As Hodsoll wrote to the military historian Basil Liddell Hart in 1964 (a letter now kept at the Liddell Hart Centre, Kings College London): “When I left the Committee of Imperial Defence I was practically dragged out of the RAF to go and start Civil Defence in this country. I didn’t want to leave the service at all but as I was about the only person who knew anything about the subject I felt it was my duty to take on the job which as I suspected at the time became a life sentence. It was intensely interesting to have the job of creating something quite new and of a kind which had never before had to be done in this country. It was very frustrating at times especially the apathy of the early days; I started in 1935 and the Home Office nearly drove me round the bend at times as they would try and treat civil defence as just another piece of civil service administration instead of one of the biggest human problems the country has ever faced. However I think we managed to put up a good show despite it all.”
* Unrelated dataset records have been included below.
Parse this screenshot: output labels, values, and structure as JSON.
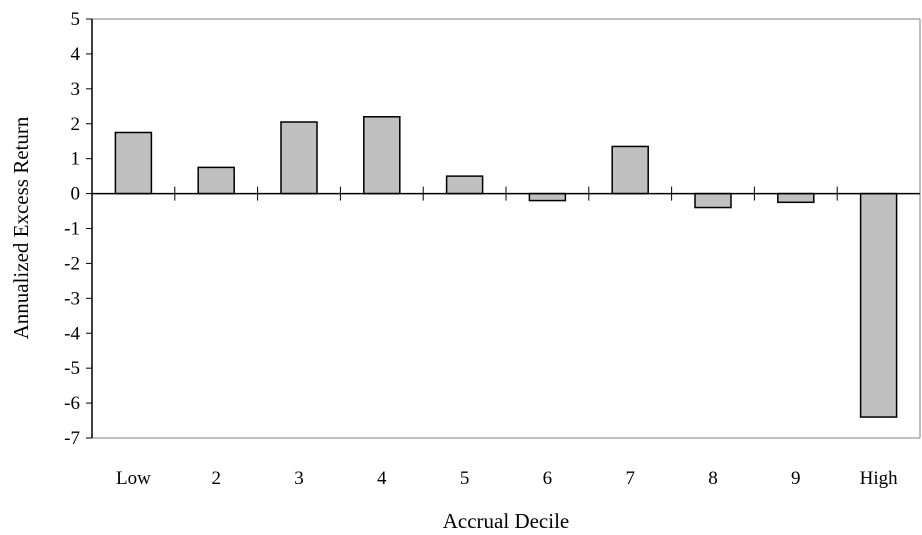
{
  "chart_data": {
    "type": "bar",
    "title": "",
    "xlabel": "Accrual Decile",
    "ylabel": "Annualized Excess Return",
    "categories": [
      "Low",
      "2",
      "3",
      "4",
      "5",
      "6",
      "7",
      "8",
      "9",
      "High"
    ],
    "values": [
      1.75,
      0.75,
      2.05,
      2.2,
      0.5,
      -0.2,
      1.35,
      -0.4,
      -0.25,
      -6.4
    ],
    "ylim": [
      -7,
      5
    ],
    "yticks": [
      "5",
      "4",
      "3",
      "2",
      "1",
      "0",
      "-1",
      "-2",
      "-3",
      "-4",
      "-5",
      "-6",
      "-7"
    ],
    "grid": false,
    "legend": "none",
    "colors": {
      "bar_fill": "#c0c0c0",
      "bar_stroke": "#000000",
      "axis": "#000000",
      "frame": "#808080"
    }
  }
}
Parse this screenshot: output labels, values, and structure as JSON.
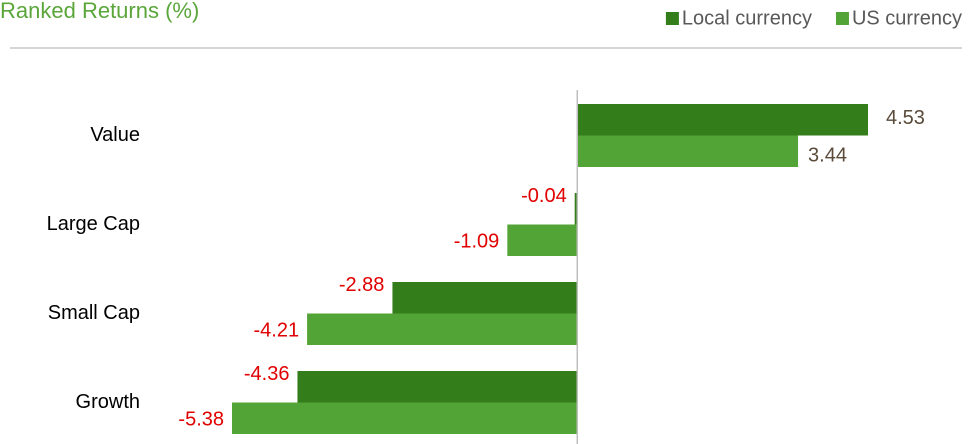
{
  "chart_data": {
    "type": "hbar",
    "title": "Ranked Returns (%)",
    "categories": [
      "Value",
      "Large Cap",
      "Small Cap",
      "Growth"
    ],
    "series": [
      {
        "name": "Local currency",
        "color": "#347d1b",
        "values": [
          4.53,
          -0.04,
          -2.88,
          -4.36
        ]
      },
      {
        "name": "US currency",
        "color": "#53a436",
        "values": [
          3.44,
          -1.09,
          -4.21,
          -5.38
        ]
      }
    ],
    "legend": "top-right"
  }
}
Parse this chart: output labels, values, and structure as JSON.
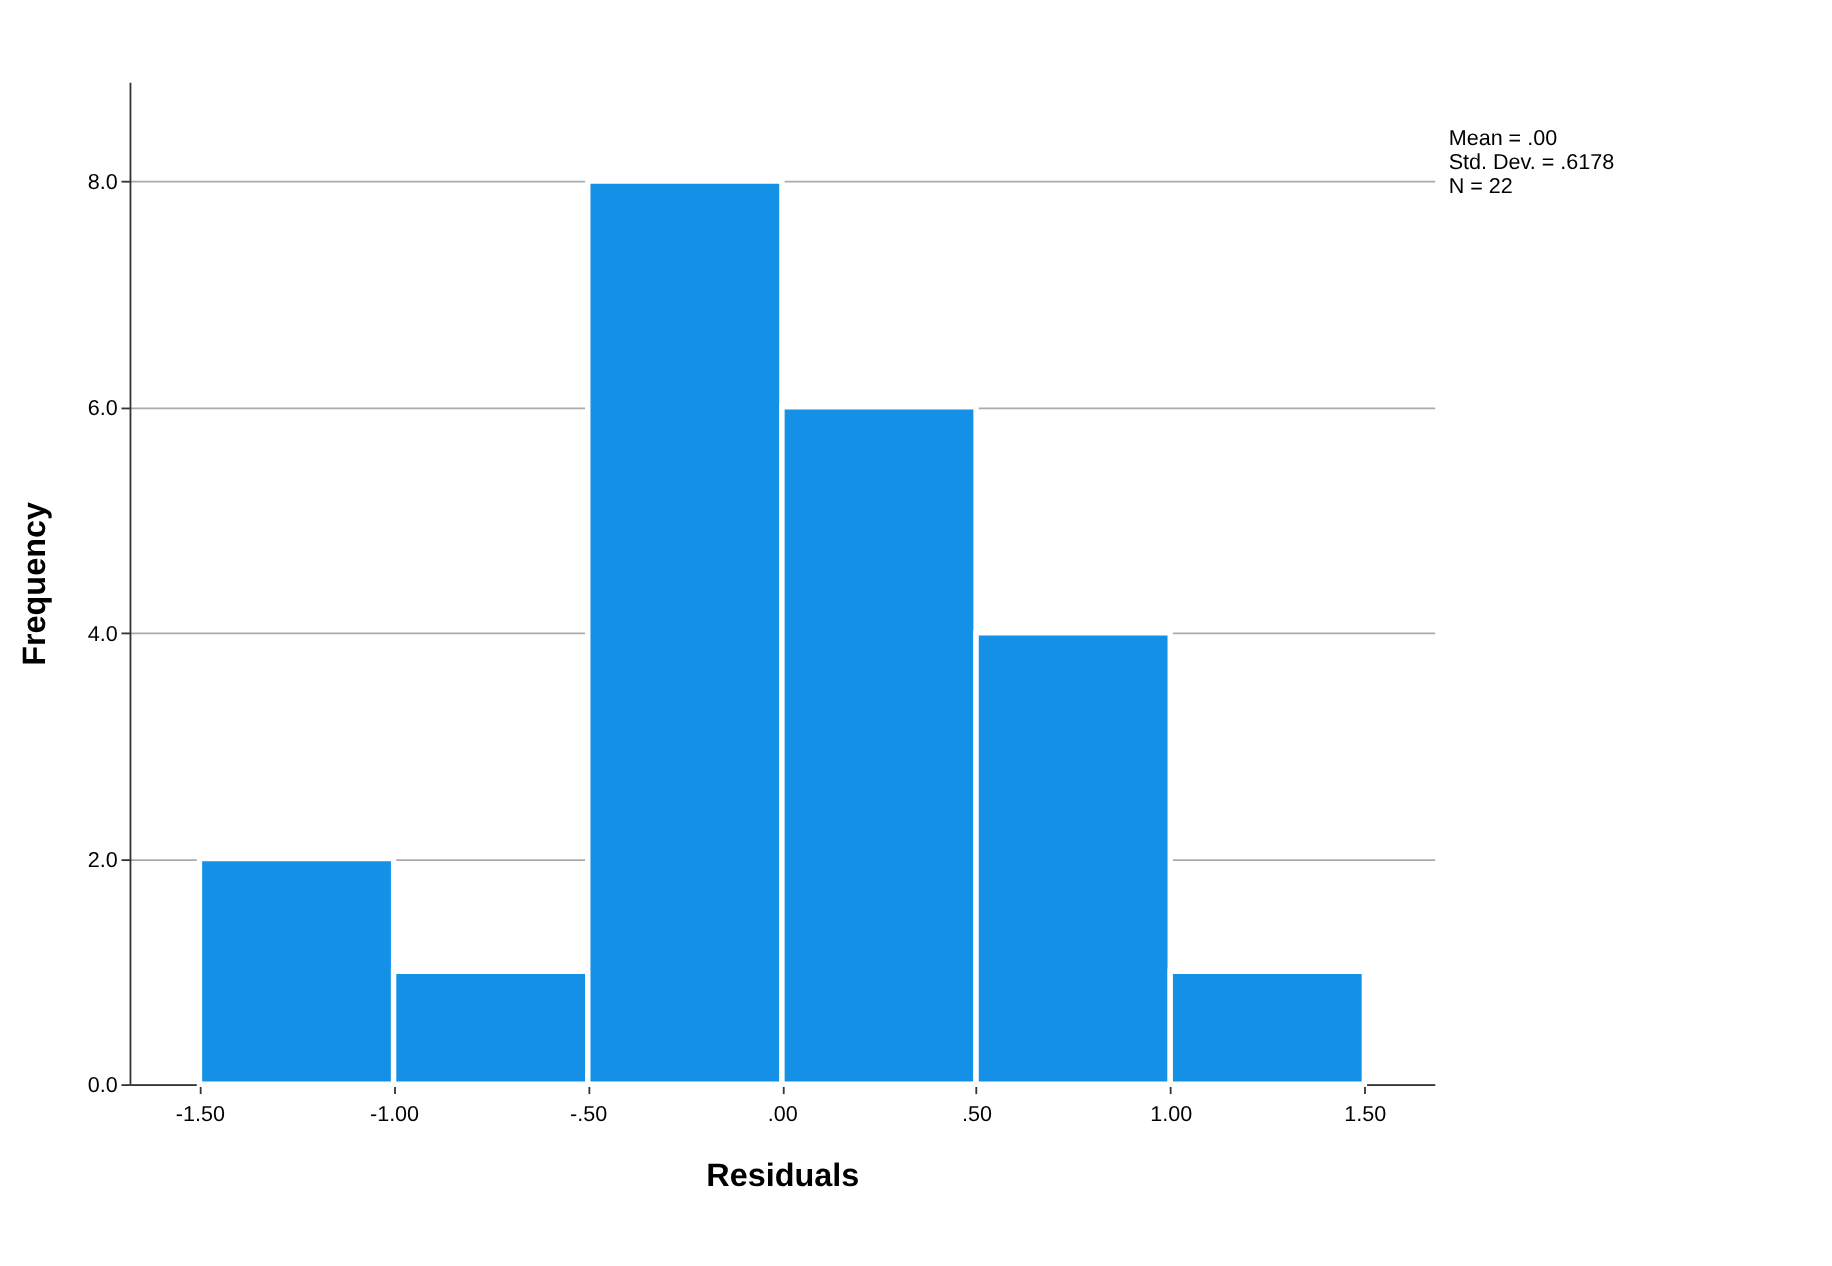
{
  "chart_data": {
    "type": "histogram",
    "xlabel": "Residuals",
    "ylabel": "Frequency",
    "bins": [
      -1.5,
      -1.0,
      -0.5,
      0.0,
      0.5,
      1.0,
      1.5
    ],
    "values": [
      2,
      1,
      8,
      6,
      4,
      1
    ],
    "color": "#1490e6",
    "xlim": [
      -1.68,
      1.68
    ],
    "xticks": [
      {
        "value": -1.5,
        "label": "-1.50"
      },
      {
        "value": -1.0,
        "label": "-1.00"
      },
      {
        "value": -0.5,
        "label": "-.50"
      },
      {
        "value": 0.0,
        "label": ".00"
      },
      {
        "value": 0.5,
        "label": ".50"
      },
      {
        "value": 1.0,
        "label": "1.00"
      },
      {
        "value": 1.5,
        "label": "1.50"
      }
    ],
    "ylim": [
      0,
      8.88
    ],
    "yticks": [
      {
        "value": 0,
        "label": "0.0"
      },
      {
        "value": 2,
        "label": "2.0"
      },
      {
        "value": 4,
        "label": "4.0"
      },
      {
        "value": 6,
        "label": "6.0"
      },
      {
        "value": 8,
        "label": "8.0"
      }
    ],
    "grid": "y",
    "annotations": [
      "Mean = .00",
      "Std. Dev. = .6178",
      "N = 22"
    ]
  }
}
In those 70 years from his birth, the threat from the air rose unimaginably; it went from whatever could be dropped from a hot air balloon to megaton nuclear bombs that could flatten a city for miles.

At Churchill College is a typed paper dated January 1966, ‘Reflections on civil defence and survival’, by Hodsoll; still of relevance today, as he had in mind not only nuclear, but also chemical and biological, ‘or some weapon at present unknown’. He wrote: ‘… all experience goes to show that the majority unless there is a real crisis do not take much interest, and furthermore most governments are not prepared for political reasons to press them very hard. And if the population is expected to put its hand into its own pocket to help in its defence the result is a foregone conclusion.’
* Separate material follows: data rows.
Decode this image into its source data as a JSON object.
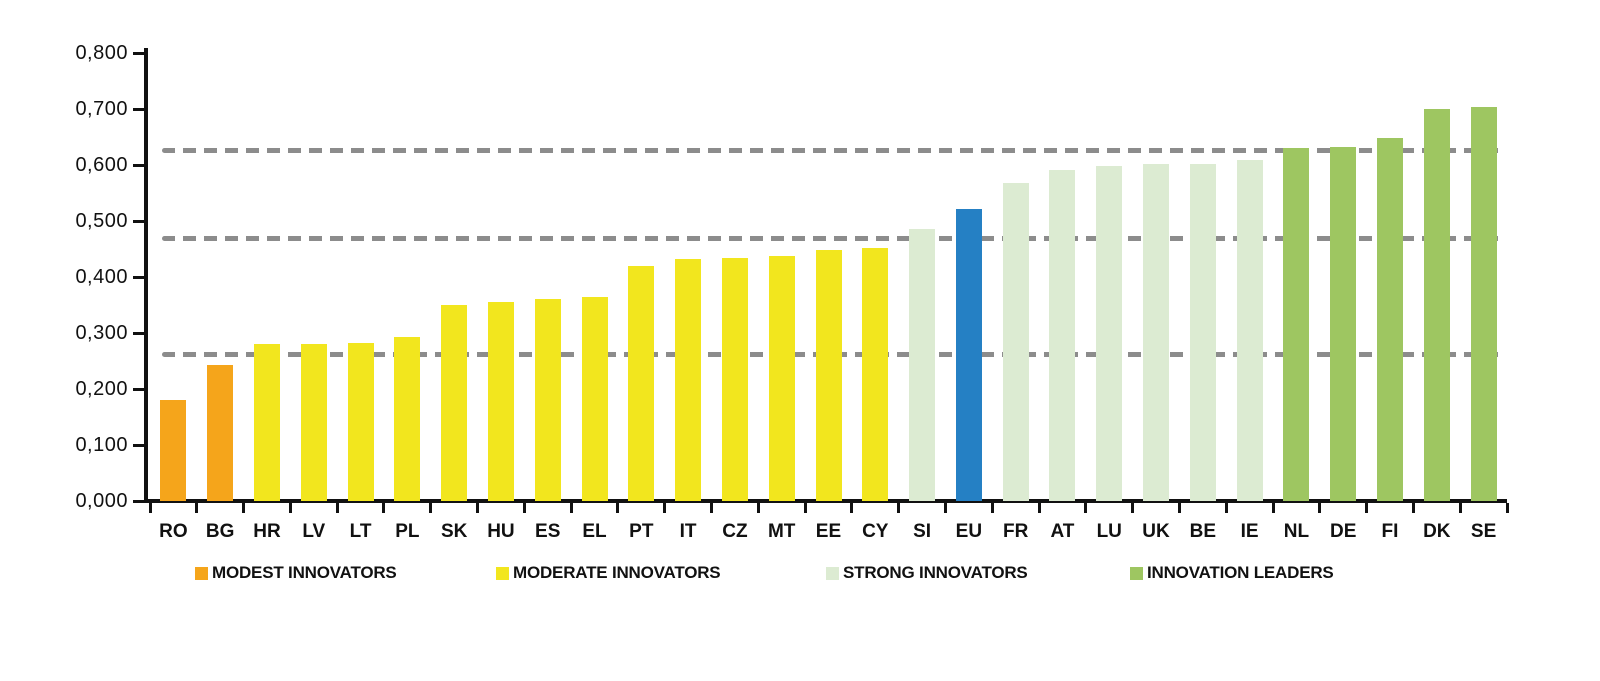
{
  "chart_data": {
    "type": "bar",
    "title": "",
    "xlabel": "",
    "ylabel": "",
    "ylim": [
      0,
      0.8
    ],
    "grid": false,
    "ytick_labels": [
      "0,000",
      "0,100",
      "0,200",
      "0,300",
      "0,400",
      "0,500",
      "0,600",
      "0,700",
      "0,800"
    ],
    "ytick_values": [
      0.0,
      0.1,
      0.2,
      0.3,
      0.4,
      0.5,
      0.6,
      0.7,
      0.8
    ],
    "categories": [
      "RO",
      "BG",
      "HR",
      "LV",
      "LT",
      "PL",
      "SK",
      "HU",
      "ES",
      "EL",
      "PT",
      "IT",
      "CZ",
      "MT",
      "EE",
      "CY",
      "SI",
      "EU",
      "FR",
      "AT",
      "LU",
      "UK",
      "BE",
      "IE",
      "NL",
      "DE",
      "FI",
      "DK",
      "SE"
    ],
    "values": [
      0.18,
      0.242,
      0.28,
      0.281,
      0.282,
      0.292,
      0.35,
      0.355,
      0.361,
      0.364,
      0.419,
      0.432,
      0.434,
      0.437,
      0.448,
      0.451,
      0.485,
      0.521,
      0.568,
      0.591,
      0.598,
      0.602,
      0.602,
      0.609,
      0.631,
      0.632,
      0.649,
      0.7,
      0.704
    ],
    "bar_groups": [
      "modest",
      "modest",
      "moderate",
      "moderate",
      "moderate",
      "moderate",
      "moderate",
      "moderate",
      "moderate",
      "moderate",
      "moderate",
      "moderate",
      "moderate",
      "moderate",
      "moderate",
      "moderate",
      "strong",
      "eu",
      "strong",
      "strong",
      "strong",
      "strong",
      "strong",
      "strong",
      "leaders",
      "leaders",
      "leaders",
      "leaders",
      "leaders"
    ],
    "threshold_lines": [
      0.261,
      0.469,
      0.626
    ],
    "legend_position": "bottom"
  },
  "colors": {
    "modest": "#F5A51B",
    "moderate": "#F2E61E",
    "strong": "#DCEBD2",
    "leaders": "#9EC661",
    "eu": "#2580C4",
    "threshold": "#8C8C8C",
    "axis": "#111111"
  },
  "legend": {
    "items": [
      {
        "label": "MODEST INNOVATORS",
        "group": "modest"
      },
      {
        "label": "MODERATE INNOVATORS",
        "group": "moderate"
      },
      {
        "label": "STRONG INNOVATORS",
        "group": "strong"
      },
      {
        "label": "INNOVATION LEADERS",
        "group": "leaders"
      }
    ]
  }
}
How much warning might we have of an attack? A bolt from the blue was unlikely, but the difficulty may lie in reading signs, he suggested. And understandably democratic governments were reluctant to act in case it was provocative in a time of tension. How long would it take to mobilise and equip civil defence and evacuate people from large cities (the assumed policy in a nuclear war in the 1950s, though quietly dropped over the 1960s)? How long would the public take to stock up emergency supplies?

Then came ‘the survival problem’ after heavy casualties. While the political threat of nuclear war was receding even as Hodsoll was writing, his comments at the end are if anything even more applicable today, on the need for the public to be self-reliant. In an emergency, the public would have to take a share of responsibility of things normally done by government. ‘Unfortunately the whole tendency today is in the opposite direction … the youth of the country must be taught self-reliance and initiative.’ Hodsoll suggested Scouts and Guides and in schools.
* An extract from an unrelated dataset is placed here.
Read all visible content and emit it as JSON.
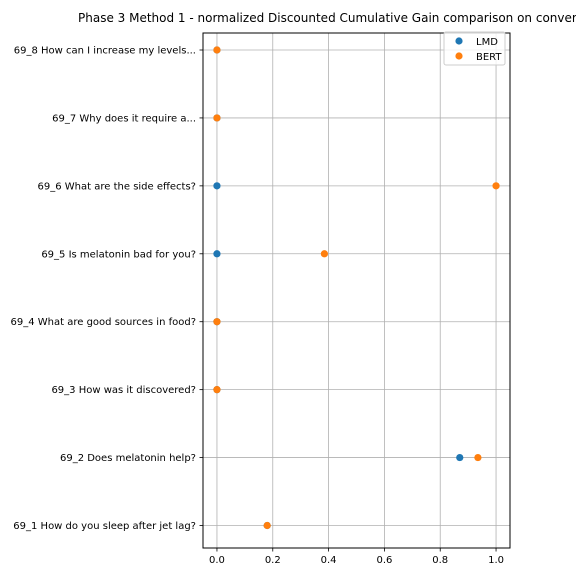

‘Unfortunately in some countries especially Britain there is a great prejudice against embodying anything even remotely connected with war in school curricula on the wholly erroneous grounds that it will engender a warlike spirit in children as if it was not already there from birth and will be bad for them on moral grounds.’ He likened such instruction to fire insurance for your home. Self-help should include first aid and home nursing, and elementary fire fighting.

Image: UK Government recruiting policy, 1950s-1960s, for civil defence volunteers.